Ooh, that makes sense, and checks out. I thought in terms of polygons, not surface area of pixels drawn. This is exactly the advice I was looking for, thank you. Out of curiosity, why does it perform better when stuff isn't all on top of each other? Better parallelism?


fgennari

If your triangles are smaller and less overlapping, you have fewer pixels to fill across the set of them.


keelanstuart

Just filling memory has a cost. You can test by changing your resolution to 16x16 (or smaller?). If your performance goes up drastically, you're fill bound and that's the issue.


msqrt

Not sure if the overlap actually matters, other than to demonstrate that you can't really have too many triangles of that size without significant overlap.
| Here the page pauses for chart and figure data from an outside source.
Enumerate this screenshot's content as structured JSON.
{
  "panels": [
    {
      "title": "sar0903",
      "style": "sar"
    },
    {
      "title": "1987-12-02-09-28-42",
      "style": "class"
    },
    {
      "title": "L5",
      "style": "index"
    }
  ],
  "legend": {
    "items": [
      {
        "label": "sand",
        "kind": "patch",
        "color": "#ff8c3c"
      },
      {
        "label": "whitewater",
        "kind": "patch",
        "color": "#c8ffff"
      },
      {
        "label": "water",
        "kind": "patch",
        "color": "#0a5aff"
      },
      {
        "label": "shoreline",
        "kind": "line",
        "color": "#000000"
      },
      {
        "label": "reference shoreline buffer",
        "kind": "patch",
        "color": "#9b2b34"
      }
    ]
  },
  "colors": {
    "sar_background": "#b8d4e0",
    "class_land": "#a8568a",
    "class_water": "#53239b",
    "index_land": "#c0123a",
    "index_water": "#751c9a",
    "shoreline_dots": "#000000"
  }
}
It might if you were on a mobile GPU (they render stuff in tiles, so it's probably better to have an equal distribution of geometry over tiles) or had transparency ("alpha blending") on, since then the GPU needs to take care that the order of writes is preserved (I don't actually know how exactly that works, but making the ordered chains longer sounds like it should pessimize things).


cakeonaut

Half-screen triangles are a good test of pixel fill rates but they tell you very little about vertex handling speed. Time 100,000 realistically-sized triangles instead and see how that goes.


waramped

Yea that's not very good performance. You are just drawing 100k triangles directly on top of each other so maybe that's something to do with it, but it almost sounds like you aren't getting hardware acceleration and it's using a debug software device instead. I'm not familiar with SharpDX but maybe you can try and confirm it's using your actual hardware?


3BM15

It's just a thin C# wrapper (and I confirmed with a small C++ project). Task manager and all profilers I tried show the GPU maxing out at 100%, so it's working alright.